Great take down dhartung! You de' man!
Keep this great work up and matteo will want to have your babies!
posted by nofundy at 6:40 AM on April 11, 2006

I thought it was President Bush's father who didn't want to "march all the way to Baghdad."
"I'll never forget," he said, when Secretary of Defense Dick Cheney and Chairman of the Joint Chiefs of Staff Gen. Colin Powell "came over and said it was time to end the fighting -- mission accomplished. I said, 'Do [Gen. Norman] Schwarzkopf and the commanders agree.'"
And would Moran put Bush 1.0 and Reagan and Rumsfeld and Cheney in the 'we-can-use Saddam' faction?

Wilson was for repelling a tyrant who grabbed land, but not for regime change by force.

Repelling a tyrant who grabbed land was endorsed by the United Nations and supported by the UN Charter. Regime change by force would have been illegal under the UN Charter (and, by extension, US law). This is not an unusual position for a diplomat to take.
posted by kirkaracha at 6:47 AM on April 11, 2006

Pretty much spot on, kirkaracha -- but of course Moran knows that. It's why he resorts to such a mendacious hand-wave. The idea that Joe Wilson somehow got the office-politics drop on Cheney is preposterous, as is the idea that he was the primary supporter of that position. Christ almighty, his boss was James Baker, who knows where all the bodies are buried hairs on every Bush ass are.

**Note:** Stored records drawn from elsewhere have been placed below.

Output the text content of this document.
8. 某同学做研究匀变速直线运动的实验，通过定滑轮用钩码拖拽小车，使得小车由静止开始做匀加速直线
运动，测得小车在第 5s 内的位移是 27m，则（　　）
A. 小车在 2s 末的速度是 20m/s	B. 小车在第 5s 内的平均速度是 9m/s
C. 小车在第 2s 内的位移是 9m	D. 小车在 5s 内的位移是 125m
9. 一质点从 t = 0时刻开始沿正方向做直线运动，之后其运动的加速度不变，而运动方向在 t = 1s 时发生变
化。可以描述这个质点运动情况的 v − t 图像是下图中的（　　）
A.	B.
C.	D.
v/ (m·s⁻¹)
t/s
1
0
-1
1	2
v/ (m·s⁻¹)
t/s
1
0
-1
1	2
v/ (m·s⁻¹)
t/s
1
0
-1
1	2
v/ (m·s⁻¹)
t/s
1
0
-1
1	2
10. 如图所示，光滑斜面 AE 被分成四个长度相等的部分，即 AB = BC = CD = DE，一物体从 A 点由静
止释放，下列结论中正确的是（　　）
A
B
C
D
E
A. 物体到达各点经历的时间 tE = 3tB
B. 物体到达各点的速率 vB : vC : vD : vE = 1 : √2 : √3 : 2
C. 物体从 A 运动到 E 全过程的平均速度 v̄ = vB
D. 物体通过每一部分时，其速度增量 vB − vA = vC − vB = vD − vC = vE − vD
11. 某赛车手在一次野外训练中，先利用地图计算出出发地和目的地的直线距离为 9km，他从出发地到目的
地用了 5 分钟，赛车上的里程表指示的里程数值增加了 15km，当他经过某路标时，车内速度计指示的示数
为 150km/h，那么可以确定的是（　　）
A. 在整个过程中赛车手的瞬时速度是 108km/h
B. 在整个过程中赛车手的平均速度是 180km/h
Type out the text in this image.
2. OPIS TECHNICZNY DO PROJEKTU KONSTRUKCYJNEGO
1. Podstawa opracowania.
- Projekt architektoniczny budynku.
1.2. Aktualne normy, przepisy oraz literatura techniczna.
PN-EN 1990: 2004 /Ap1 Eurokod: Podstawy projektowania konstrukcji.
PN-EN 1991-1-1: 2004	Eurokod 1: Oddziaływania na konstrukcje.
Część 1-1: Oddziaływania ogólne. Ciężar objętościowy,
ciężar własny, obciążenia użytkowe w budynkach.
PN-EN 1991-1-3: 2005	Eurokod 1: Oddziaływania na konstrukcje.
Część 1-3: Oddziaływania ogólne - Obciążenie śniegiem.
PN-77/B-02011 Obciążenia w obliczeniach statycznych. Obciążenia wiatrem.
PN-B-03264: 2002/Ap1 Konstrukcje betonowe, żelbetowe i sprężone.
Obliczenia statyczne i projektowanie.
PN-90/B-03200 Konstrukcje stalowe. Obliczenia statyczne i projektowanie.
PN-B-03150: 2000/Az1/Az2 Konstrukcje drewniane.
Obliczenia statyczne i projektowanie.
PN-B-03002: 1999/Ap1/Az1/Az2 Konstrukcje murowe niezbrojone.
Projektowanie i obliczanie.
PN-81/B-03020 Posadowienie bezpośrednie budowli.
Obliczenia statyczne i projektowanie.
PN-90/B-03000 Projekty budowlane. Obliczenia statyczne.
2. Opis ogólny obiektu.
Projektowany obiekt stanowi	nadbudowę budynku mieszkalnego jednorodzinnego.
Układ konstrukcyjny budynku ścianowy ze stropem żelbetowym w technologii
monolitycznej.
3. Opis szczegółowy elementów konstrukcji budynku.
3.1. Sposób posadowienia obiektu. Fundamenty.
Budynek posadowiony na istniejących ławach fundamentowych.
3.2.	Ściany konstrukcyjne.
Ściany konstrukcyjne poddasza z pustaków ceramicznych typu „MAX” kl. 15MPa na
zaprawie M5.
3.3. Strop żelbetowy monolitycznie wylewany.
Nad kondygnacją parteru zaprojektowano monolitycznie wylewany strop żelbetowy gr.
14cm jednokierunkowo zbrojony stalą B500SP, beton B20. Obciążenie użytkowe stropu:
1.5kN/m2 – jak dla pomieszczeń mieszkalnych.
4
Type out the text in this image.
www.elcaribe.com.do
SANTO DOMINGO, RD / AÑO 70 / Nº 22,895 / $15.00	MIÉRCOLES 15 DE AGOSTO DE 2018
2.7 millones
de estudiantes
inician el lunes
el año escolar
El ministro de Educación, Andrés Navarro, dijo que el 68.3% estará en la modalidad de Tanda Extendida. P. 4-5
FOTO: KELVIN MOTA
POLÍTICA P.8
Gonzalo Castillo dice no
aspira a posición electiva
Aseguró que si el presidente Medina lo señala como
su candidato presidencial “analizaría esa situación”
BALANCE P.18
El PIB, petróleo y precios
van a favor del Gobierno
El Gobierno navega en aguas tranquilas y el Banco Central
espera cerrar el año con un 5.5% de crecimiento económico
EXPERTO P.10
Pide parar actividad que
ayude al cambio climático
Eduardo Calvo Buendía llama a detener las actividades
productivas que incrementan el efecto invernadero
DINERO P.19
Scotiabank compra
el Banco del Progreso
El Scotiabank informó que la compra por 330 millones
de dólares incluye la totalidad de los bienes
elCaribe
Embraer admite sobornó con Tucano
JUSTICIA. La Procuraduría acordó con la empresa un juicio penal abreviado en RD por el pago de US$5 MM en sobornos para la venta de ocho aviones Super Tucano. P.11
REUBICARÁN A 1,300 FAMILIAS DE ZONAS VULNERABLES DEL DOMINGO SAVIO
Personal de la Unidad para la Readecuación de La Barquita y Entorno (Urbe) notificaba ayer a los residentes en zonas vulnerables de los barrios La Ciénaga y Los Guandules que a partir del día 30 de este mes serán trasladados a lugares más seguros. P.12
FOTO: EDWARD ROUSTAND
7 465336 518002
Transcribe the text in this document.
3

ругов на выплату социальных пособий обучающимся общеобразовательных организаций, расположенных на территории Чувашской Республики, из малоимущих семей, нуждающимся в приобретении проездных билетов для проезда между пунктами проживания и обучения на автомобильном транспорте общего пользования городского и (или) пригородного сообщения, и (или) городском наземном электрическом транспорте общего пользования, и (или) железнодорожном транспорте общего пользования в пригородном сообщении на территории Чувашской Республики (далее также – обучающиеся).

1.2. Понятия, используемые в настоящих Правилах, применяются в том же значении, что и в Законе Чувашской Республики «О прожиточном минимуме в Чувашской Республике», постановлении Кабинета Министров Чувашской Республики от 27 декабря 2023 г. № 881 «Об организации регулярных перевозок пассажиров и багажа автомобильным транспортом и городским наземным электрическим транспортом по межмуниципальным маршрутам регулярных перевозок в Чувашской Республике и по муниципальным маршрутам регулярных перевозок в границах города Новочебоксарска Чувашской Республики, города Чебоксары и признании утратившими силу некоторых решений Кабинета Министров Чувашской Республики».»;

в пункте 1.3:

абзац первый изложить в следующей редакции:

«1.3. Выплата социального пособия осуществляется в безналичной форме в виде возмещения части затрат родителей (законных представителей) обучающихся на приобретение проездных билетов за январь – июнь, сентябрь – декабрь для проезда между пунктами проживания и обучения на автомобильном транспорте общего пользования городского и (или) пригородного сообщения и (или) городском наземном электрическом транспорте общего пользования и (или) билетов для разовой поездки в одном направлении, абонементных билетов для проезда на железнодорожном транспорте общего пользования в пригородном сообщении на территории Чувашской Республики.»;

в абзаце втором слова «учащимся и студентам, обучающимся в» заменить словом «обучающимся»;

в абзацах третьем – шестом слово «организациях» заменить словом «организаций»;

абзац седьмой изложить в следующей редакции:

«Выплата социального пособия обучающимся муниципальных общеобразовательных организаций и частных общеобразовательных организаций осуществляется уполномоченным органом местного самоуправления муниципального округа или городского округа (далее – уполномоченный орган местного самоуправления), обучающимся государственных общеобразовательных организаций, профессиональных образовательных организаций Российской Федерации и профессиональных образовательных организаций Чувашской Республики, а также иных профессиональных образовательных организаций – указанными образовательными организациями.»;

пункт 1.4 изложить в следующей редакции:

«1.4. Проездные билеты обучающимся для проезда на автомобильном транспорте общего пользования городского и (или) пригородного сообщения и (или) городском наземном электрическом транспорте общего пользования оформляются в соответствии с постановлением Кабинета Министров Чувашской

But it's necessary to circle the wagons around the idea that they hope they can still rhetorically defend -- the Saddam was a bad man angle. And Bush-Cheney were "anti-Saddam", you see. It helps set up an unspoken, unarticulated (because he knows he can't say it explicitly) Joe Wilson was pro-Saddam motif. It's almost poetic in its structure, but it's a smear of the worst kind.

In reality, who wasn't anti-Saddam? But Moran needs desperately to discredit Wilson and the CIA; it's astonishing the depths to which he'll stoop here.
posted by dhartung at 9:11 AM on April 11, 2006

Nice dissection of the moves.
posted by Smedleyman at 11:21 AM on April 11, 2006

I was hoping that someone might notice that my post on Murray Waas as Woodward for now does not even mention Joe Wilson or Valerie Plame. It's about who's reporting the biggest story in town: "what really went down as the Bush team drove deceptively to war, and later tried to conceal how bad the deception—and decision-making—had been."

What happened to Valerie Plame is one small part of that (very big) story, but Rick Moran wants to argue about Wilson. Meanwhile, Waas keeps moving closer and closer.